A Big Data Showdown: How many V’s do we really need? Three!
Marilyn Craig (Managing Director of Insight Voices, frequent guest blogger, marketing colleague, and analytics guru) and I have been watching the big data “V” pile-on with a bit of bemusement lately. We started with the classic 3 V’s, codified by Doug Laney, a META Group and now Gartner analyst, in early 2001 (yes, that’s correct, 2001). Doug puts it this way:
“In the late 1990s, while a META Group analyst (Note: META is now part of Gartner), it was becoming evident that our clients increasingly were encumbered by their data assets. While many pundits were talking about, many clients were lamenting, and many vendors were seizing the opportunity of these fast-growing data stores, I also realized that something else was going on. Sea changes in the speed at which data was flowing mainly due to electronic commerce, along with the increasing breadth of data sources, structures and formats due to the post Y2K-ERP application boom were as or more challenging to data management teams than was the increasing quantity of data.”
Doug worked with clients on these issues as well as spoke about them at industry conferences. He then wrote a research note (February 2001) entitled “3-D Data Management: Controlling Data Volume, Velocity and Variety” which is available in its entirety here (pdf too).
Now, believe it or not, Marilyn and I were both working in high tech at the time and were both trying to manage the chaos that the 3 V’s wrought upon our respective companies. Enter “big data” (you know, the exponential growth of the 3 V’s due to eCommerce, social media, mobile, the Internet of Things, etc.) and many are now contending that it is living up to Gartner’s famous (or infamous, depending upon your point of view) Hype Cycle. Certainly, Ed Dumbill raises that very issue in a recent Forbes article. He argues that although the term is imprecise:
“As one of the progenitors of the term ‘big data’, I’m happy with its imprecision. It wasn’t coined for marketing purposes, but as a descriptor for an emerging technology phenomenon. In the broader business consciousness, at the end of 2012, ‘big data’ really means ‘smart use of data’.”
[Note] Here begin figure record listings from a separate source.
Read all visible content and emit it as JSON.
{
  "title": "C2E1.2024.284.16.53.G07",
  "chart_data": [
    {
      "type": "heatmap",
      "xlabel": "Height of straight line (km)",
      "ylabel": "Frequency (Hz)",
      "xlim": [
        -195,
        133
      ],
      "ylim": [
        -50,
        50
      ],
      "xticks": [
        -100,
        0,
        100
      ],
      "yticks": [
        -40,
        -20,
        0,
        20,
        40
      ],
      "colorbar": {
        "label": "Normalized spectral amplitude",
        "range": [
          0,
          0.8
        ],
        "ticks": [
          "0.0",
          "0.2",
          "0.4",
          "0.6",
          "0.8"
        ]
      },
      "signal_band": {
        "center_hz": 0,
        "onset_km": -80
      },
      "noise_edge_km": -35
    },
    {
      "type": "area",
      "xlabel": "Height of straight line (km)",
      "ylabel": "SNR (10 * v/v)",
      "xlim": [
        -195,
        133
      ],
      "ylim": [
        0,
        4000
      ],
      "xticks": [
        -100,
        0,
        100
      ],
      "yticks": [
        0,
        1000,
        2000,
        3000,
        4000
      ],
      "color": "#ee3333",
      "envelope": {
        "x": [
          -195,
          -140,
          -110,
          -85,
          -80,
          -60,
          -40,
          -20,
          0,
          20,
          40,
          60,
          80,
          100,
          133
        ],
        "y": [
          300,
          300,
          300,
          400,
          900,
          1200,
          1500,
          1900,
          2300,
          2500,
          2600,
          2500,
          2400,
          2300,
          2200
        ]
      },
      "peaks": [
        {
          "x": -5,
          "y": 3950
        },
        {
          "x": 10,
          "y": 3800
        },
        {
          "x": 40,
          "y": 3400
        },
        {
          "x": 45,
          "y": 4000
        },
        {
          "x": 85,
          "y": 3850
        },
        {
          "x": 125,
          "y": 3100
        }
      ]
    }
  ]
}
Dumbill goes on to call out big data vendors on their marketing hyperbole:
“What is an unhelpful turn-off is software vendors competing on their own interpretation of the phrase. ‘You’ve not got real big data until you’ve got our software!’, ‘We concentrate on Verisimilitude—the 8th ‘V’ of big data that everyone else has missed!’ I’ve a larger essay to write about this, but the supply-side nature of the big data industry is a bit disappointing, a constant flow of product that doesn’t really meet needs from a business perspective. In that sense, the big data marketing push is pernicious—the same old things just rebrand themselves into the new trend.”
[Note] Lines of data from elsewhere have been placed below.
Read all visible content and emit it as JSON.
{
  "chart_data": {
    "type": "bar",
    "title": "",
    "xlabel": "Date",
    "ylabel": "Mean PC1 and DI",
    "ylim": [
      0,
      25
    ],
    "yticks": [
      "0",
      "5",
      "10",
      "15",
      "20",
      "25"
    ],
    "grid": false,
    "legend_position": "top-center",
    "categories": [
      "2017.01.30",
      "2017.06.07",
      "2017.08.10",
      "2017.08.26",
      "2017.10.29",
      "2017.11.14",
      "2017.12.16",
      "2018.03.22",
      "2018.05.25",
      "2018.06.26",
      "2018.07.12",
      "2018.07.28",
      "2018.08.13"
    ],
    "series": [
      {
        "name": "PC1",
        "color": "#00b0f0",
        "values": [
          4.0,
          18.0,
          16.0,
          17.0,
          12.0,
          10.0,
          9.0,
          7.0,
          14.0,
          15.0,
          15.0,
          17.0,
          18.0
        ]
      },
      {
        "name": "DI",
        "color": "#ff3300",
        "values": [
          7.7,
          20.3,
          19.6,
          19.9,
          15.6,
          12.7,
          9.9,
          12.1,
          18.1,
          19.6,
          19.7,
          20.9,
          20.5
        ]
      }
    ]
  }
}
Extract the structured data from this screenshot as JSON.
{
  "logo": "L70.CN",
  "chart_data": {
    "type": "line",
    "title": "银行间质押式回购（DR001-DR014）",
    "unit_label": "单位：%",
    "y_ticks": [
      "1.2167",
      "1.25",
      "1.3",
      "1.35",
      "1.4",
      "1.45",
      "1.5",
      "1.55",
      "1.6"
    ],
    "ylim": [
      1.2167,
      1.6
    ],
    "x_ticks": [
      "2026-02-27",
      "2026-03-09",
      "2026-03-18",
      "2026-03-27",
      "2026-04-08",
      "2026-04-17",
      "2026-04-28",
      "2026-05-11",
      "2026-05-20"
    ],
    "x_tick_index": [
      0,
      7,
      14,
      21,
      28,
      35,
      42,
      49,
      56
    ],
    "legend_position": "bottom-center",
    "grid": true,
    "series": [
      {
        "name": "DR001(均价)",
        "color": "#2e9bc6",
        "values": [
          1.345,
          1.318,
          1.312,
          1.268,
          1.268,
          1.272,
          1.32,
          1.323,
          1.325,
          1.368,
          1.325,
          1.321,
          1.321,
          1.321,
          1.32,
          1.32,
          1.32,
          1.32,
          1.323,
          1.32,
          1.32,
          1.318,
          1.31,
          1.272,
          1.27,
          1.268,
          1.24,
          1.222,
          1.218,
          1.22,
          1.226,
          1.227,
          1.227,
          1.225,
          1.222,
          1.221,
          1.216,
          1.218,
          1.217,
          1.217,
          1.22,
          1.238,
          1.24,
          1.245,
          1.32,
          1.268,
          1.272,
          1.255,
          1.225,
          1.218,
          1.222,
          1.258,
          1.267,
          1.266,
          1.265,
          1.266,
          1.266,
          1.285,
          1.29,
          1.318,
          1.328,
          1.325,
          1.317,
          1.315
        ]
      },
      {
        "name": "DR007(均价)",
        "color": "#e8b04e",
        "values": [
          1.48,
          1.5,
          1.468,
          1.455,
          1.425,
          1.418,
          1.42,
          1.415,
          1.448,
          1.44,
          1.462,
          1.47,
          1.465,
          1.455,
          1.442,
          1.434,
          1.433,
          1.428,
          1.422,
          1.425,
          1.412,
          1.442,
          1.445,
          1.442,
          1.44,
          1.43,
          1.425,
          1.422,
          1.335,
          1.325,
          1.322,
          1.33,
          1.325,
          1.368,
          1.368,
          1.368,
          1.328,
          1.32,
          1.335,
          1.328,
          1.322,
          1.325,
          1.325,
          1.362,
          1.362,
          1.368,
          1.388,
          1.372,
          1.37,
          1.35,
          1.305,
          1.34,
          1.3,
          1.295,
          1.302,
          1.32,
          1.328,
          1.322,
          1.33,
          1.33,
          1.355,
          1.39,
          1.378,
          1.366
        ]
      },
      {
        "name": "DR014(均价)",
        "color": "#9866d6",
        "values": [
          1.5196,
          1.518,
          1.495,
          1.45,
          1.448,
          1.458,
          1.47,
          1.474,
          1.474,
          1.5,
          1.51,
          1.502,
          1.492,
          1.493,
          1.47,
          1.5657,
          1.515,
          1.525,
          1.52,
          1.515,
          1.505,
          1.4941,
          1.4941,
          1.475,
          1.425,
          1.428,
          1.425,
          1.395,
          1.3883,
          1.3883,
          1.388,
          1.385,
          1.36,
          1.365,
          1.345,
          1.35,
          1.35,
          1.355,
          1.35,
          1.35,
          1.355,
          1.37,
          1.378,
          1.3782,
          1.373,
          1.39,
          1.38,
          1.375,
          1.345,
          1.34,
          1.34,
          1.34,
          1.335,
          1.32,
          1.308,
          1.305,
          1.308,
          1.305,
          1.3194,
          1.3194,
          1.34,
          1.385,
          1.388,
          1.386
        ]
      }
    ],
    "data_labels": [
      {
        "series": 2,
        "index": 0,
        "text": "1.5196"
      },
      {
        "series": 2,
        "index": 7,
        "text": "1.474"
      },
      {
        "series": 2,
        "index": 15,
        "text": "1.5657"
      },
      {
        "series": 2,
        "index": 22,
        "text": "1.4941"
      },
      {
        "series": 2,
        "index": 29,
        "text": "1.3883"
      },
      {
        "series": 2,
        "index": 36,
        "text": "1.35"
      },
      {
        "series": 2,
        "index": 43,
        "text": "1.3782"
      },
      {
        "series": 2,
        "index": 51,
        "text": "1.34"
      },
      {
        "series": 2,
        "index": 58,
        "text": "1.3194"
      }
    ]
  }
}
As a marketer it pains me to say this, but Dumbill has a point. There’s been quite a bit of heavy-handed messaging going on about all things to do with big data as Marilyn and I pointed out in a series of blog posts (Part 1, Part 2, and Part 3) that sought to bring some pragmatism to the ever looming, hyperbolic data scientist sexiness and shortage (pushed by the media, analysts, and vendors) and the ongoing confusion between the discipline of data science and the specific roles and functions within it (aka the data scientist is a role and data science is a discipline—they are not the same).
This is the same case that can be made for all the V’s that are being pushed as add-ons to the original 3 V’s. Let’s start with Value as Stephen Swoyer sums up here:
“The industry seems to have settled on 3 Vs — volume, variety, and velocity — to describe the big data problem. What’s missing? Let’s start with another V: value.”
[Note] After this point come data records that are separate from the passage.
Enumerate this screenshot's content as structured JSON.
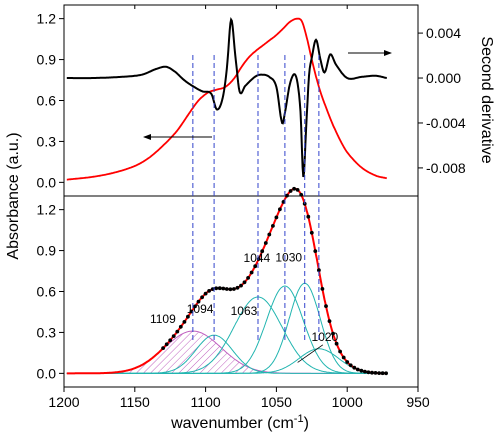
{
  "chart_data": [
    {
      "type": "line",
      "panel": "top",
      "ylabel_left": "Absorbance (a.u.)",
      "ylabel_right": "Second derivative",
      "xlim": [
        1200,
        950
      ],
      "ylim_left": [
        -0.1,
        1.3
      ],
      "ylim_right": [
        -0.0105,
        0.0065
      ],
      "left_yticks": [
        "0.0",
        "0.3",
        "0.6",
        "0.9",
        "1.2"
      ],
      "right_yticks": [
        "0.004",
        "0.000",
        "-0.004",
        "-0.008"
      ],
      "grid": false,
      "series": [
        {
          "id": "absorbance",
          "color": "#ff0000",
          "axis": "left",
          "x": [
            1198,
            1180,
            1165,
            1150,
            1140,
            1130,
            1120,
            1112,
            1105,
            1098,
            1092,
            1086,
            1080,
            1075,
            1070,
            1065,
            1060,
            1055,
            1050,
            1045,
            1040,
            1035,
            1032,
            1029,
            1025,
            1020,
            1015,
            1010,
            1005,
            1000,
            990,
            980,
            972
          ],
          "y": [
            0.02,
            0.04,
            0.07,
            0.12,
            0.18,
            0.27,
            0.38,
            0.5,
            0.6,
            0.66,
            0.68,
            0.7,
            0.76,
            0.84,
            0.91,
            0.96,
            1.0,
            1.04,
            1.08,
            1.13,
            1.18,
            1.2,
            1.18,
            1.08,
            0.9,
            0.7,
            0.55,
            0.42,
            0.31,
            0.22,
            0.11,
            0.05,
            0.03
          ]
        },
        {
          "id": "second-derivative",
          "color": "#000000",
          "axis": "right",
          "x": [
            1198,
            1180,
            1160,
            1145,
            1135,
            1128,
            1122,
            1115,
            1108,
            1102,
            1096,
            1092,
            1088,
            1085,
            1082,
            1079,
            1076,
            1072,
            1068,
            1064,
            1060,
            1055,
            1050,
            1046,
            1044,
            1040,
            1036,
            1033,
            1031,
            1029,
            1027,
            1025,
            1022,
            1019,
            1016,
            1012,
            1008,
            1000,
            990,
            980,
            972
          ],
          "y": [
            0.0,
            0.0,
            0.0001,
            0.0003,
            0.0008,
            0.001,
            0.0006,
            -0.0002,
            -0.0008,
            -0.0012,
            -0.0014,
            -0.0028,
            -0.0018,
            0.0008,
            0.0052,
            0.002,
            -0.0012,
            -0.0007,
            -0.0002,
            0.0002,
            0.0003,
            0.0001,
            -0.0008,
            -0.004,
            -0.0031,
            -0.0003,
            0.0001,
            -0.003,
            -0.0088,
            -0.0045,
            0.0002,
            0.0018,
            0.0034,
            0.0017,
            0.0005,
            0.0021,
            0.0012,
            0.0,
            0.0001,
            0.0002,
            0.0
          ]
        }
      ],
      "peak_marker_x": [
        1109,
        1094,
        1063,
        1044,
        1030,
        1020
      ]
    },
    {
      "type": "line",
      "panel": "bottom",
      "xlabel": "wavenumber (cm-1)",
      "xlabel_parts": [
        "wavenumber (cm",
        "-1",
        ")"
      ],
      "xlim": [
        1200,
        950
      ],
      "ylim": [
        -0.1,
        1.3
      ],
      "xticks": [
        "1200",
        "1150",
        "1100",
        "1050",
        "1000",
        "950"
      ],
      "yticks": [
        "0.0",
        "0.3",
        "0.6",
        "0.9",
        "1.2"
      ],
      "grid": false,
      "fit_curve_color": "#ff0000",
      "data_point_color": "#000000",
      "peak_color": "#22b5b0",
      "hatched_peak_color": "#c060c0",
      "peaks": [
        {
          "label": "1109",
          "center": 1109,
          "height": 0.31,
          "width": 20
        },
        {
          "label": "1094",
          "center": 1094,
          "height": 0.28,
          "width": 13
        },
        {
          "label": "1063",
          "center": 1063,
          "height": 0.56,
          "width": 17
        },
        {
          "label": "1044",
          "center": 1044,
          "height": 0.64,
          "width": 13
        },
        {
          "label": "1030",
          "center": 1030,
          "height": 0.66,
          "width": 11
        },
        {
          "label": "1020",
          "center": 1020,
          "height": 0.18,
          "width": 14
        }
      ]
    }
  ]
}
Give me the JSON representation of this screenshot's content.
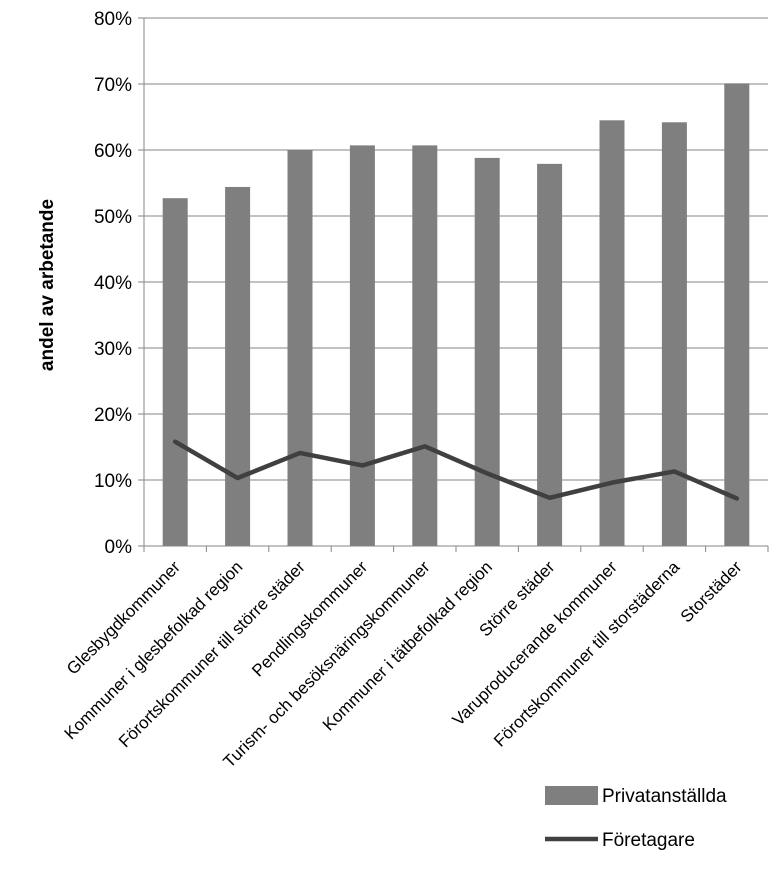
{
  "chart_data": {
    "type": "bar",
    "categories": [
      "Glesbygdkommuner",
      "Kommuner i glesbefolkad region",
      "Förortskommuner till större städer",
      "Pendlingskommuner",
      "Turism- och besöksnäringskommuner",
      "Kommuner i tätbefolkad region",
      "Större städer",
      "Varuproducerande kommuner",
      "Förortskommuner till storstäderna",
      "Storstäder"
    ],
    "series": [
      {
        "name": "Privatanställda",
        "type": "bar",
        "color": "#7f7f7f",
        "values": [
          0.527,
          0.544,
          0.6,
          0.607,
          0.607,
          0.588,
          0.579,
          0.645,
          0.642,
          0.701
        ]
      },
      {
        "name": "Företagare",
        "type": "line",
        "color": "#404040",
        "values": [
          0.158,
          0.103,
          0.141,
          0.122,
          0.151,
          0.11,
          0.073,
          0.096,
          0.113,
          0.072
        ]
      }
    ],
    "ylabel": "andel av arbetande",
    "xlabel": "",
    "ylim": [
      0,
      0.8
    ],
    "yticks": [
      "0%",
      "10%",
      "20%",
      "30%",
      "40%",
      "50%",
      "60%",
      "70%",
      "80%"
    ],
    "grid": true,
    "legend": "bottom-right"
  }
}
Swoyer points out that the 3 V’s have been around for more than a decade (thanks to Doug Laney and company) and that this does not accurately describe the big data problem:
“There’s a disconnect here, however. In practice, big data is hyped on the basis of its real or imagined outputs — e.g., for the breathtaking possibilities of big data analytics; the gleaning or unearthing of dramatic new insights: the intelligibility, coherence, and sensibility that we believe to be embedded in the dizzying volumes, varieties, and velocities of our data. A focus on volumes, varieties, and velocities, some say, misses the point.”
Like the other V’s, value has also been around for a long time. Throughout my career, I have asked the classic value question thousands of times: What is the return on my investment (ROI) for this program/product/software application/fill-in-the-blank? Value can be thought of as an input (as in why should I invest in this?) and an output (how do I measure the success of my investment?).
“… big data elements have the requisite level of veracity (or integrity). In other words, specific controls must be put in place to ensure that the integrity of the data is not impugned. Otherwise, any subsequent usage (particularly for a legal or regulatory proceeding, like e-discovery) may be unnecessarily compromised.”
Again, another V (albeit with a different name) that has been around since we had enterprise software applications. This aligns with the classic idea of garbage in, garbage out (or GIGO)—you need to ensure that your data is properly cleansed (the input part) or you will get unreliable results (the output part). Marilyn and I are very familiar with GIGO as we have spent thousands of hours “scrubbing” data to ensure that it was clean before we began any analysis. Unfortunately, we have also spent thousands of hours trying to figure out why our analysis was “inaccurate” and the culprit usually was “dirty” data.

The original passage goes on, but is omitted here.